Moneyball Sentencing

October 27, 2014 | By ANASTASIA BODEN

University of New Mexico School of Law Professor Dawinder Sidhu has an excellent article

Brad Pitt as Billy Beane

available at SSRN about the criminal justice’s system increasing use of statistics to predict a defendant’s future dangerousness.  Professor Sidhu analogizes to the concept of Moneyball—or the practice of using batting statistics to predict a baseball player’s future performance (as popularized by Oakland As General Manager Billy Beane).  In order to save money, reduce subjectivity, and increase accuracy, the sentencing community is increasingly relying on the rate of recidivism (fancy legal world for repeat criminal behavior) for groups in order to predict the rate of repeat criminal behavior for others who possess the same group characteristics.

As Professor Sindhu points out, this system is flawed for quite a few reasons:

First, it “premise[s] punishment on group characteristics which the individual possesses by accident of birth or cannot otherwise meaningfully change.”  In other words, it is fundamentally unfair.

Second, people change.  Predicting future behavior on the basis of the past behavior of others views humans as unchangeable and predestined, with little control over their behavior.

Third, some of these characteristics, like race, sex, national origin, and religion, are forbidden by the Constitution.

Interestingly, PLF CPIL attorney Wen Fa recently discussed Moneyball in the context of racial preferences.  As he notes, Moneyball teaches us that we shouldn’t assume long-accepted platitudes to be true:

Many of the reasons for racial preferences, accepted as facts of life, are either highly debatable or simply not true.  Contrary to popular belief, affirmative action programs do little to remedy past discrimination; current beneficiaries usually have nothing in common with past victims except for the color of their skin (and sometimes not even that).  And even those beneficiaries are, in the long run, less likely to succeed than their counterparts.  Further, the idea that diversity creates educational benefits has been weakened by studies showing that diversity manufactured through race-based preferences helps no one.

Applying Professor Sidhu’s article to this thought offers a further insight: while using certain factors in the college application process to admit those with a best chance of success or highest contribution to the college community may offer some benefits, there are some characteristics that just should be off the table.  Race-based preferences benefit some and burden others based on a characteristic with which individuals are born and can do little to change, they view individuals as products of their race, and they raise serious constitutional concerns.  To add to that, and as PLF has argued in many amicus briefs, racial-preferences highlight purely racial diversity, and thus emphasize racial difference; they reduce “race” to a very narrow concept; they undermine important achievements by minorities by causing some to believe that those achievements are the product of race-preference; they set up racial minorities for failure by admitting some to schools for which they are underprepared, and they therefore perpetuate sterotypes.

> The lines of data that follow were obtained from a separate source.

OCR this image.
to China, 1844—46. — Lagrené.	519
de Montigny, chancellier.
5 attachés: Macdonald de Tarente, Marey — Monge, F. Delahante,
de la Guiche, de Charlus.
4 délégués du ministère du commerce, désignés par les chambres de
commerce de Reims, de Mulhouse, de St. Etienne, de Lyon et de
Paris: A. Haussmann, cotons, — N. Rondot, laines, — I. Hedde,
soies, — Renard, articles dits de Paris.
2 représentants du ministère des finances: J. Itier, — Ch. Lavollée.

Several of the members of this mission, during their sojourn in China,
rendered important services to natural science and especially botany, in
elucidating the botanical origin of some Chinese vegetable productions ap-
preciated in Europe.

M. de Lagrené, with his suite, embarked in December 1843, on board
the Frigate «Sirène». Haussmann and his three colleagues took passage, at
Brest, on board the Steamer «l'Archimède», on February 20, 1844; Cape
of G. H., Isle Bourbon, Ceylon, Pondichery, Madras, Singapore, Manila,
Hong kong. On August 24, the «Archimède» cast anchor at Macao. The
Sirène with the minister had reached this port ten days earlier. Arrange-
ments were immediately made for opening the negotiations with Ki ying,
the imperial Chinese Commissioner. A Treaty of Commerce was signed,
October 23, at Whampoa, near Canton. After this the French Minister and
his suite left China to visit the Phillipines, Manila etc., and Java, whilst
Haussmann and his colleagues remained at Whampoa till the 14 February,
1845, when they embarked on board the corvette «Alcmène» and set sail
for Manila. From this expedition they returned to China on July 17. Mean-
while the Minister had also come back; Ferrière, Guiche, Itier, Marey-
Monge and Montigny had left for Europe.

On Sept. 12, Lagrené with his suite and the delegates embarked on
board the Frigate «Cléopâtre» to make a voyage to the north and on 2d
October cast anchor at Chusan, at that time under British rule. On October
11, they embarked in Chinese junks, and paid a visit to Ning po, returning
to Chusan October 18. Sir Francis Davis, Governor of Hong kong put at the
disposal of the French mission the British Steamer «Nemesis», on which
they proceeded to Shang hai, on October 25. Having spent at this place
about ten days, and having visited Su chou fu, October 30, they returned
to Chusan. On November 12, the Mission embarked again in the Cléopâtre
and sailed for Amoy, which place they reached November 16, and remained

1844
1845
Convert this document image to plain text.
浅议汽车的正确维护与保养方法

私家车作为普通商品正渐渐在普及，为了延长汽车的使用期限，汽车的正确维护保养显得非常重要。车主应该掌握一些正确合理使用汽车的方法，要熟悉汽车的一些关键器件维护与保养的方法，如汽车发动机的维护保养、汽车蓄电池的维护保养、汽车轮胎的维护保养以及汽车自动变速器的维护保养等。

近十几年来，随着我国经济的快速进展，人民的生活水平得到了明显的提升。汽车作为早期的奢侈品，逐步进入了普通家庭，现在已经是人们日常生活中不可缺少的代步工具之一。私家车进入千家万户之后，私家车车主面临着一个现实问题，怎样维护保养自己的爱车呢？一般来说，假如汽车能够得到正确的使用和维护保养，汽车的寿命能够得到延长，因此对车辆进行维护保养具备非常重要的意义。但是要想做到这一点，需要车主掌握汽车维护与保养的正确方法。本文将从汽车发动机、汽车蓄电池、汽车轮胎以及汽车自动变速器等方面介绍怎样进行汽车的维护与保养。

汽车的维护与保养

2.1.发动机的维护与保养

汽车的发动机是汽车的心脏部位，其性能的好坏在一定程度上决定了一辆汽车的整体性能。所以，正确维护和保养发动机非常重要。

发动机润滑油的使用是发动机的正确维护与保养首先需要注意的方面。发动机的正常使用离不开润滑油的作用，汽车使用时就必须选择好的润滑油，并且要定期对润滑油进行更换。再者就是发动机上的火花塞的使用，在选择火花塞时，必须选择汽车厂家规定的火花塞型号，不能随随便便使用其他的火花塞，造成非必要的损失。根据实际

As Justice Thomas said in his dissenting opinion in Grutter, “The Constitution abhors classifications based on race, not only because those classifications can harm favored races or are based on illegitimate motives, but also because every time the government places citizens on racial registers and makes race relevant to the provision of burdens or benefits, it demeans us all.”

The same is true whether race is being used in schools, or in jails.